Could you please clarify what do you mean by WiFi does not work at all? The stock linux-firmware WiFi binary doesn't work well on Nexus 7, the driver loads fine and WiFi sees networks, but can't connect, IIRC.

One of functions of the Out-Of-Band interrupt is to trigger wake up event which should resume system from suspend on network activity, but it should be disabled by default and it's not fully supported by the upstream WiFi driver. I don't know what other functions that interrupt has, could be worthwhile to try to ask on the Cypress mailing list about it. On Acer A500 I see that there is some OOB interrupt activity in /proc/interrupts, but it's at a sane level.

digetx avatar May 08 '21 12:05 digetx

First of all, thank you very much for the background information on the driver's interrupt specifications!

I certainly would give your proposal a try, but I don't know which original firmware file to use, as there are three different ones to choose from. The bin files can be found here I wonder how wifi can work even if dmeg says that firmware loading failed? Is the error message wrong? Without that bluetooth related firmware file, no wifi interface shows up, that's what I meant by 'does not work at all'…

KaiJan57 avatar May 11 '21 17:05 KaiJan57

You should be able to download zip file with the original Android ROM from XDA forums or somewhere else, then you could extract the firmware files from it.

The cl2n firmware isn't used by older chips, please ignore that message.

Please try to re-check the Bluetooth gpios, maybe one of them is shared with the WiFi and device-tree isn't correct. The WiFi MMC card should be detected without Bluetooth.

digetx avatar May 12 '21 12:05 digetx

Actually all of the files found with the link are the ones included into the ROM, I know for sure because I have set up the android build system. Maybe I can give each of them a try whenever time is in great abundance to me.

The cl2n firmware isn't used by older chips, please ignore that message.

So firmware is actually loaded successfully despite the error message?

Please try to re-check the Bluetooth gpios

I just double checked the gpios, and they are on par with the downstream kernel (well, as far as I could tell). When my "not working at all"-condition is reached, the MMC card is in fact detected, it's just the wifi interface (wlan0) that does not show up, that's why I am a bit puzzled about this problem…

KaiJan57 avatar May 12 '21 17:05 KaiJan57

So firmware is actually loaded successfully despite the error message?

Correct

I just double checked the gpios, and they are on par with the downstream kernel (well, as far as I could tell). When my "not working at all"-condition is reached, the MMC card is in fact detected, it's just the wifi interface (wlan0) that does not show up, that's why I am a bit puzzled about this problem…

I would try to disable the Bluetooth part of the downstream kernel and check whether it has a working WiFi.

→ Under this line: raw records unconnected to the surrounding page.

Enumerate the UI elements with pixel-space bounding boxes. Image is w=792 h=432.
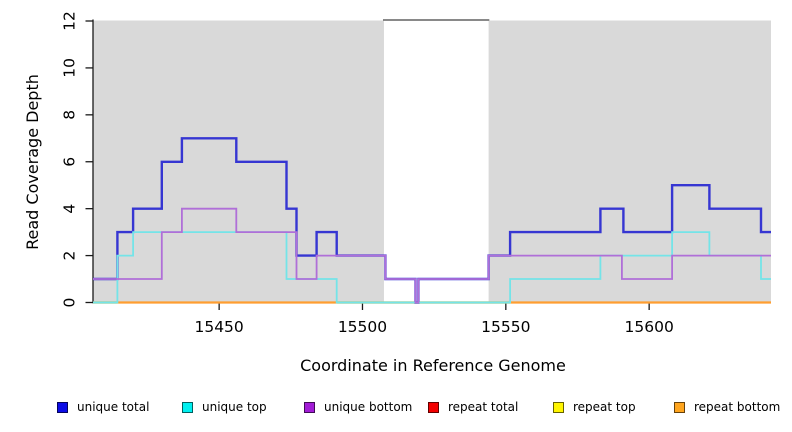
series-unique-top-line: [93, 231, 771, 304]
y-tick-label: 2: [60, 251, 78, 261]
x-tick-label: 15600: [625, 318, 674, 336]
y-tick-label: 8: [61, 110, 79, 120]
y-tick-label: 12: [61, 11, 79, 31]
y-tick-label: 0: [61, 298, 79, 308]
x-tick-label: 15450: [194, 318, 243, 336]
x-tick-label: 15550: [481, 318, 530, 336]
x-axis-title: Coordinate in Reference Genome: [300, 356, 566, 375]
y-axis-title: Read Coverage Depth: [23, 74, 42, 250]
y-tick-label: 4: [61, 204, 79, 214]
y-tick-label: 6: [61, 157, 79, 167]
y-tick-label: 10: [61, 58, 79, 78]
series-unique-bottom-line: [93, 207, 771, 304]
x-tick-label: 15500: [338, 318, 387, 336]
uncovered-region-band: [383, 20, 489, 303]
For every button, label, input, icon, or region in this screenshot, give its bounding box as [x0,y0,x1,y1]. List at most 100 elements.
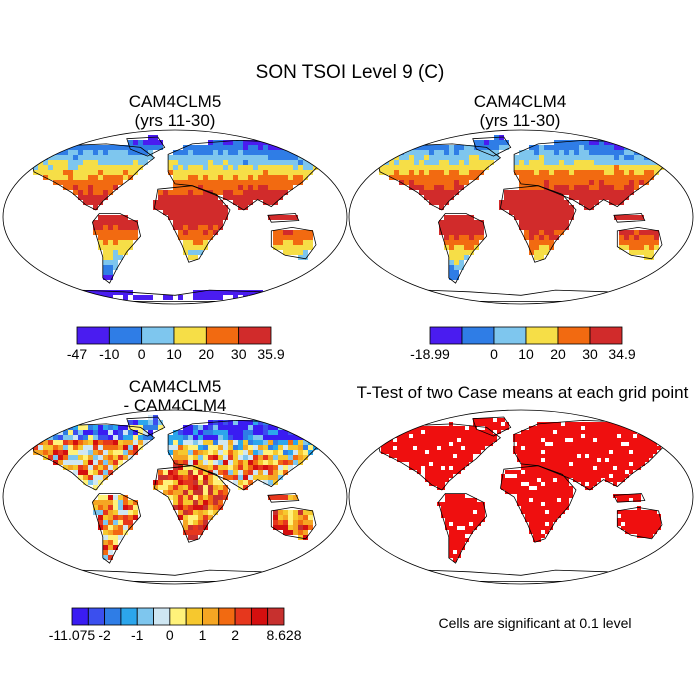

This will tell us whether it should work without the Bluetooth in upstream.

digetx avatar May 13 '21 16:05 digetx

I remove cap-sdio-irq in dts and fix cpu usage from 20% to 0.5%

mengxp avatar Jan 02 '23 08:01 mengxp

The BCM4330B1.hcd is the Bluetooth firmware, it should be irrelevant to the WiFi.

The WiFi driver should fall back to loading brcm/brcmfmac4330-sdio.txt if brcm/brcmfmac4330-sdio.lenovo,cl2n.txt fails to load, do you have that file?

The brcmf_oob_intr is the host-wake interrupt specified in the ideatab device-tree. The interrupt should be optional and you could remove it from the device-tree, have you tried to remove it?

-			interrupt-parent = <&gpio>;
-			interrupts = <TEGRA_GPIO(W, 3) IRQ_TYPE_LEVEL_HIGH>;
-			interrupt-names = "host-wake";

What happens if you do the rmmod and then reload the driver without making nvram.txt inaccessible? I.e. allow driver to load properly, get the high CPU utilization and then reload the driver.

I followed the suggestion to check, and found that we didn't connect the WL-HOST-WAKE pin to CPU in my test board, After removing these 3 lines in dts, the issue is gone. Thanks a lot.

georgehuang2 avatar Mar 09 '23 12:03 georgehuang2